La récente acquisition d’UGS, spécialiste des solutions PLM, par Siemens est une étape importante pour l’industrie manufacturière sur le chemin de l’usine numérique. Pour la première fois, un fournisseur d’automatismes a étendu son domaine d’action au-delà des machines de production pour se préoccuper des produits fabriqués.
Ce mouvement devrait avoir d’importantes conséquences sur les futurs investissements liés aux technologies de l’information. Bien que cette acquisition clarifie les relations entre les technologies de l’information côté production et côté gestion, le fossé qui demeure entre ces deux mondes est loin d’être comblé.
Traditionnellement, le PLM est vu comme une problématique d’ingénierie principalement sur la conception et le design des produits. Mais au fil des ans, le PLM a su évoluer, d’un environnement de développement centré sur l’ingénierie produit, vers une stratégie d’entreprise élargie chez nombre d’industriels. Tandis que les solutions de PLM continues à supporter l’ingénierie produit classique, elles facilitent aussi une partie de la conception, dans la forme et dans le fond, véritable cœur de compétences et de propriétés critiques pour l’industriel.
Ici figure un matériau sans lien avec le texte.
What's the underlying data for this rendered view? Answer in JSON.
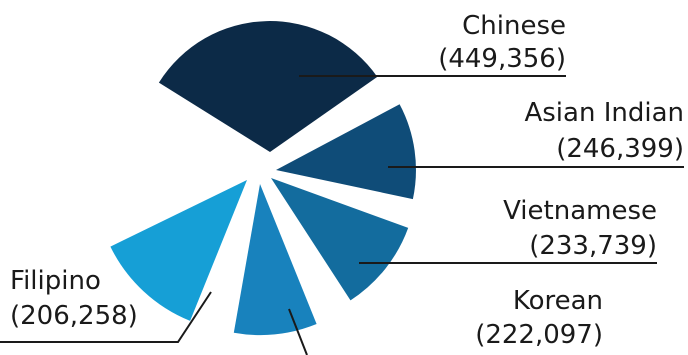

Sans surprises, certains industriels exploitent les capacités étendues du PLM pour permettre à l’entreprise de tirer meilleur profit de la stratégie produit. Cette démarche empiète souvent sur les fonctionnalités de l’ERP et ouvre le débat sur le partage des fonctionnalités et des responsabilités entre PLM et ERP. Cette analyse et ses conclusions montrent combien les deux domaines agissent avec des perspectives et des rôles différents. D’où une action de complémentarité, plus que de concurrence.
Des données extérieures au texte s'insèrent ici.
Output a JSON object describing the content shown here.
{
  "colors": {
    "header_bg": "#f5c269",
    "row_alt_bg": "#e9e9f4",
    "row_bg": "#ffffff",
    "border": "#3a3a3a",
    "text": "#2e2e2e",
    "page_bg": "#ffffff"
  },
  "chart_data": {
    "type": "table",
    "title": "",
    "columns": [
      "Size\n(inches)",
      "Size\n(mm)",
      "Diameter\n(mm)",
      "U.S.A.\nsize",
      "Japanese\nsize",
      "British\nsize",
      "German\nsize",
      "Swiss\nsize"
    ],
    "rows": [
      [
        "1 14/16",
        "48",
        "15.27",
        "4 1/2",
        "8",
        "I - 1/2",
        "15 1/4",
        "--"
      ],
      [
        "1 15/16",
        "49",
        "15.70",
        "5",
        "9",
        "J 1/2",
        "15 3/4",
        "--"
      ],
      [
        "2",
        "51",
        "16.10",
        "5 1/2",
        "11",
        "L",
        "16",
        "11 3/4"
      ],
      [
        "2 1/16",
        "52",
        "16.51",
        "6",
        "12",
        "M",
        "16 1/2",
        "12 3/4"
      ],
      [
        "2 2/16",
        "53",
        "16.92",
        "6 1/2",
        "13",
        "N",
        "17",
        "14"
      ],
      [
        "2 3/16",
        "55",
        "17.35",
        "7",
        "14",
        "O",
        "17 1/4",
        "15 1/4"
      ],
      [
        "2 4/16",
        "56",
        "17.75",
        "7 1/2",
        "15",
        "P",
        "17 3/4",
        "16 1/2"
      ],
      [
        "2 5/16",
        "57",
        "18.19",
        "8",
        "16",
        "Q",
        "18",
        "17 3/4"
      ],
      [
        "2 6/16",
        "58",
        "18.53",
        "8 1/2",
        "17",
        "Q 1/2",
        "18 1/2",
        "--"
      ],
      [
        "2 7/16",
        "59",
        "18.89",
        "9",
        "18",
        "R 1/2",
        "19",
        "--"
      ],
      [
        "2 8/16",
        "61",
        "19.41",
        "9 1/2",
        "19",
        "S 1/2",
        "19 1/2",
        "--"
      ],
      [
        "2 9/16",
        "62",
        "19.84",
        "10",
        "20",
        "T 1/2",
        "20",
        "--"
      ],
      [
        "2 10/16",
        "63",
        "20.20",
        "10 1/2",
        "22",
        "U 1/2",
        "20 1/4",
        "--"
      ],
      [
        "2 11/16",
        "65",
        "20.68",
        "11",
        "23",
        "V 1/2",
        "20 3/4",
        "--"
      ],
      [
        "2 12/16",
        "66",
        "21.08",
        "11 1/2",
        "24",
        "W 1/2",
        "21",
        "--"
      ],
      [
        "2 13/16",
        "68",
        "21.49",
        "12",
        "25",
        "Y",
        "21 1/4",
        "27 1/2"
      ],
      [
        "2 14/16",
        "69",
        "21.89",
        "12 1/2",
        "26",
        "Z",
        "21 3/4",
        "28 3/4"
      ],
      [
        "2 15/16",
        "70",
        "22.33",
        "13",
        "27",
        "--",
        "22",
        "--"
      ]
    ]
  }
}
Les fabricants centrés sur la conception, définissent de plus en plus leur métier et leurs cœurs de compétences par rapport aux courts cycles de vie de leurs produits. Outils de production et ressources doivent alors répondre aux besoins de conception, fabrication, support et maintenance de l’activité. La disponibilité des solutions PLM étendues, concernant une plus grande plage du cycle de vie des produits, est la raison d’être même de cette approche.
Aujourd’hui, la totalité des étapes du cycle de vie des produits, de la conception à la fin de vie, est rassemblée dans un environnement collaboratif transversal aux fonctions. Cette approche est assurée par de solides systèmes de gestion des données de production (PDM – Product Data Management). De plus, ces systèmes interviennent comme seules bases pour l’ensemble des données du PLM, en partant de la définition du produit, du test, de la simulation, de la liste des équipements (ingénierie et production), en passant par la conception des outils de production, jusqu’au support produit et à la maintenance.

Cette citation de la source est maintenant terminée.